Irene's obsessions are treated with the anti-depressant Prozac by her doctor, a referral to a psychiatrist and the suggestion that she should have a brain scan. Whilst the doctor obviously sees the problem in purely physiological terms, Irene knows that her "disorder" may have something to do with the oppressive drudgery of her life that has meant she has been "drying her dishes and putting them away for years" as well as a (metaphorical) "broken heart." Inhabiting an unloving family environment, as well as feeling lonely because the friends she had shared with her husband, "plumped for Iain after the separation" have thus created an "unliveable situation" (85, 99, 102).

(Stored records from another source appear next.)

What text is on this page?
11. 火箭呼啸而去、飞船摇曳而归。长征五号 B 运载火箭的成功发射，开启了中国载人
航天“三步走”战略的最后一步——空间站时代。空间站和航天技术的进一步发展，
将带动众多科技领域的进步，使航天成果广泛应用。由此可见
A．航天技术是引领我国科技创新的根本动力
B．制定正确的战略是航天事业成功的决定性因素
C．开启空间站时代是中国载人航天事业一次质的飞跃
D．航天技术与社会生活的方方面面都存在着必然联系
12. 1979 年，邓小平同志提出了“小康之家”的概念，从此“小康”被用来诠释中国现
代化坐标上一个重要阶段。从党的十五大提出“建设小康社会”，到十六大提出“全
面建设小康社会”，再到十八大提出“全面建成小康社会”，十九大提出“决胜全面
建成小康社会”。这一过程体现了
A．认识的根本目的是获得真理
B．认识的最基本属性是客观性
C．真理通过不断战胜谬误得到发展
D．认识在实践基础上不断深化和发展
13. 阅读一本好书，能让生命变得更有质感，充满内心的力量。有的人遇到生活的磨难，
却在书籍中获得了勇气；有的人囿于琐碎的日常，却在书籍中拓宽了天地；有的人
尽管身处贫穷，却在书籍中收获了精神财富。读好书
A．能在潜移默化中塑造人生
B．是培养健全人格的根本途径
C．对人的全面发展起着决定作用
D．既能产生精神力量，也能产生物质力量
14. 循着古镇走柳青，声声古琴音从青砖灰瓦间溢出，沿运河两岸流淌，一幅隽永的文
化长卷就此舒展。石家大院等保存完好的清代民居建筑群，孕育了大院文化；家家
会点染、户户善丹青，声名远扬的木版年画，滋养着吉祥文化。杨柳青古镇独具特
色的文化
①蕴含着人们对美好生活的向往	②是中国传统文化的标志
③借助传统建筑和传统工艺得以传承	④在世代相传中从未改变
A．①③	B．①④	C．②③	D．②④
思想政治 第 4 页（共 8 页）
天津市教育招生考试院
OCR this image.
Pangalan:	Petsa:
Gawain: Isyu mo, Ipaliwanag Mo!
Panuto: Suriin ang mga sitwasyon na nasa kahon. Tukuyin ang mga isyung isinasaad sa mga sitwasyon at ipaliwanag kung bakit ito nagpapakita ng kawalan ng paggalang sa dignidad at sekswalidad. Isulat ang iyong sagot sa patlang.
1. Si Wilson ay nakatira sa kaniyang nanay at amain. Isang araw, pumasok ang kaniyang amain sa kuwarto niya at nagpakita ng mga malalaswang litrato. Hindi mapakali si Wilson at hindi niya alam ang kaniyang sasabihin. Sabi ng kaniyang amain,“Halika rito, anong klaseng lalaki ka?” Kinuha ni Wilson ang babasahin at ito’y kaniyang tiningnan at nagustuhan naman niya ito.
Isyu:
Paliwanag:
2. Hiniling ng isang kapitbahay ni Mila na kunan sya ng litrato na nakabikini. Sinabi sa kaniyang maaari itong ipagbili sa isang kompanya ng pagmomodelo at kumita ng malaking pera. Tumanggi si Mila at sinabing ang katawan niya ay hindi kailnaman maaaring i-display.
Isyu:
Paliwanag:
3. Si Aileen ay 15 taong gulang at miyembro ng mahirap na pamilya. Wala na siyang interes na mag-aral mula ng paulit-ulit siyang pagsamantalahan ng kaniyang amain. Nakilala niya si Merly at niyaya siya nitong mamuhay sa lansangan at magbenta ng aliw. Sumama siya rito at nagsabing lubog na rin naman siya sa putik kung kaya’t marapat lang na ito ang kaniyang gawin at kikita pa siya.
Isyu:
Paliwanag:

29      According to Babiker and Arnold, doctors are less likely to refer black patients for counselling or psychotherapy, and "[T]hose who self-injure are thus given fewer opportunities to translate their expressions of distress from the 'language of the body' into verbal communication" (48). In Irene's case, this lack of opportunity to articulate the "real" cause of her problems is channelled or translated into her obsessional delusions. Because her attempts to "speak" through symptoms do not elicit helpful responses from her doctor (or her daughter for that matter), she considers another outlet, seeking solace in the idea of cutting herself. We are told: "Irene was seized by an overwhelming desire to take a sharp knife and stab it into her heart. The desire was so strong she could almost see herself doing it" (101). Although the act of self-harming exists only in her imagination, it is the prospect of pain that brings excitement and the beginnings of psychic relief: "She could visualize the dynamic and dramatic red of her own blood, sputtering, stuttering, saying see, see, see, I told you so" (102, my emphasis). By cutting herself, not only will she be able to assuage her mental pain, this quotation shows how the action itself will also "speak" for her, thus highlighting the linguistic component inherent in self-harming behaviours.

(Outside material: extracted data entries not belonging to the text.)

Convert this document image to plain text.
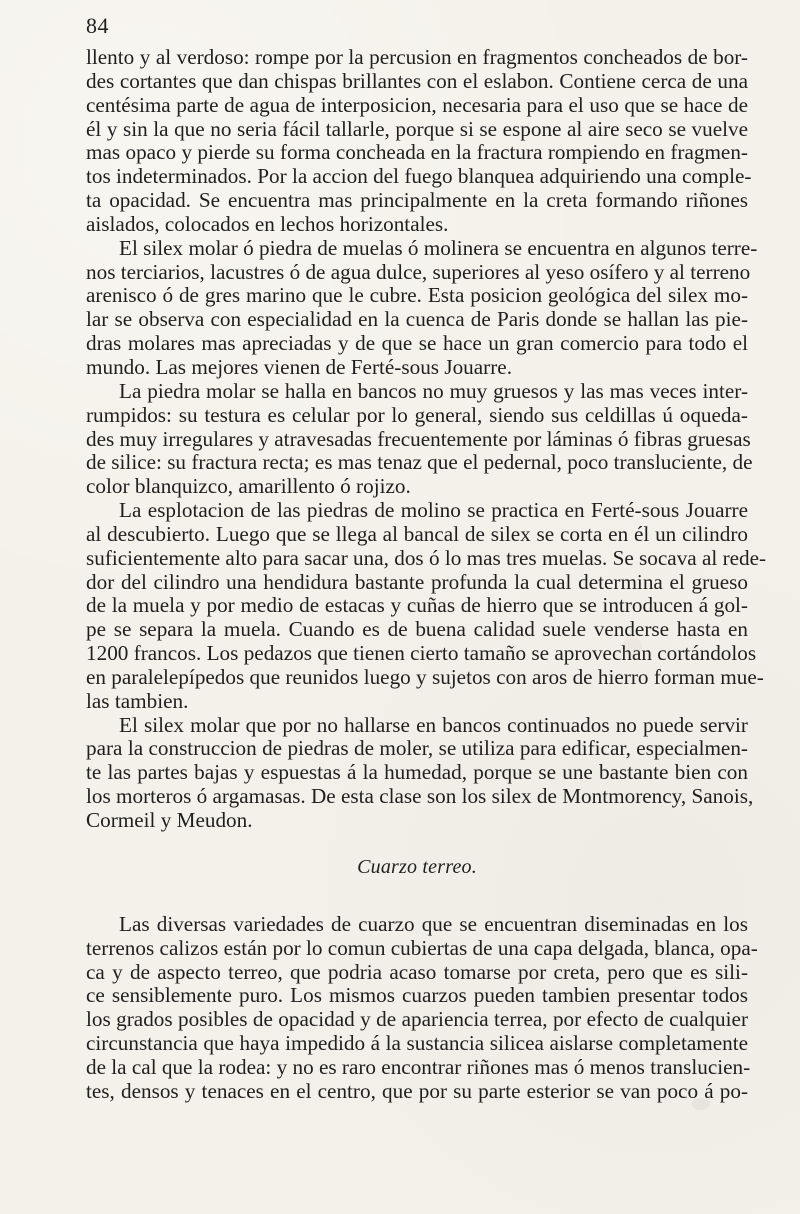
84
llento y al verdoso: rompe por la percusion en fragmentos concheados de bor-
des cortantes que dan chispas brillantes con el eslabon. Contiene cerca de una
centésima parte de agua de interposicion, necesaria para el uso que se hace de
él y sin la que no seria fácil tallarle, porque si se espone al aire seco se vuelve
mas opaco y pierde su forma concheada en la fractura rompiendo en fragmen-
tos indeterminados. Por la accion del fuego blanquea adquiriendo una comple-
ta opacidad. Se encuentra mas principalmente en la creta formando riñones
aislados, colocados en lechos horizontales.
El silex molar ó piedra de muelas ó molinera se encuentra en algunos terre-
nos terciarios, lacustres ó de agua dulce, superiores al yeso osífero y al terreno
arenisco ó de gres marino que le cubre. Esta posicion geológica del silex mo-
lar se observa con especialidad en la cuenca de Paris donde se hallan las pie-
dras molares mas apreciadas y de que se hace un gran comercio para todo el
mundo. Las mejores vienen de Ferté-sous Jouarre.
La piedra molar se halla en bancos no muy gruesos y las mas veces inter-
rumpidos: su testura es celular por lo general, siendo sus celdillas ú oqueda-
des muy irregulares y atravesadas frecuentemente por láminas ó fibras gruesas
de silice: su fractura recta; es mas tenaz que el pedernal, poco transluciente, de
color blanquizco, amarillento ó rojizo.
La esplotacion de las piedras de molino se practica en Ferté-sous Jouarre
al descubierto. Luego que se llega al bancal de silex se corta en él un cilindro
suficientemente alto para sacar una, dos ó lo mas tres muelas. Se socava al rede-
dor del cilindro una hendidura bastante profunda la cual determina el grueso
de la muela y por medio de estacas y cuñas de hierro que se introducen á gol-
pe se separa la muela. Cuando es de buena calidad suele venderse hasta en
1200 francos. Los pedazos que tienen cierto tamaño se aprovechan cortándolos
en paralelepípedos que reunidos luego y sujetos con aros de hierro forman mue-
las tambien.
El silex molar que por no hallarse en bancos continuados no puede servir
para la construccion de piedras de moler, se utiliza para edificar, especialmen-
te las partes bajas y espuestas á la humedad, porque se une bastante bien con
los morteros ó argamasas. De esta clase son los silex de Montmorency, Sanois,
Cormeil y Meudon.
Cuarzo terreo.
Las diversas variedades de cuarzo que se encuentran diseminadas en los
terrenos calizos están por lo comun cubiertas de una capa delgada, blanca, opa-
ca y de aspecto terreo, que podria acaso tomarse por creta, pero que es sili-
ce sensiblemente puro. Los mismos cuarzos pueden tambien presentar todos
los grados posibles de opacidad y de apariencia terrea, por efecto de cualquier
circunstancia que haya impedido á la sustancia silicea aislarse completamente
de la cal que la rodea: y no es raro encontrar riñones mas ó menos translucien-
tes, densos y tenaces en el centro, que por su parte esterior se van poco á po-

30      By literally inscribing the body, the ensuing scars can tell a story of inner conflict. Unlike the legitimate scarrification that results from rites of passage in certain cultures which could be read as symbolically telling a positive story of belonging, the scars that Irene wishes to make paradoxically could be interpreted as signs of unbelonging. Babiker and Arnold state that: "[M]any people somatize rather than speak […] produce(ing) physical pain at moments when they cannot tolerate psychic pain" (8, my emphasis). In this way Irene's wish to "mark herself" and to "[R]ip her own useless, pathetic skin till it split, till she was wounded" (101) is thus a method of both easing and articulating her inner pain.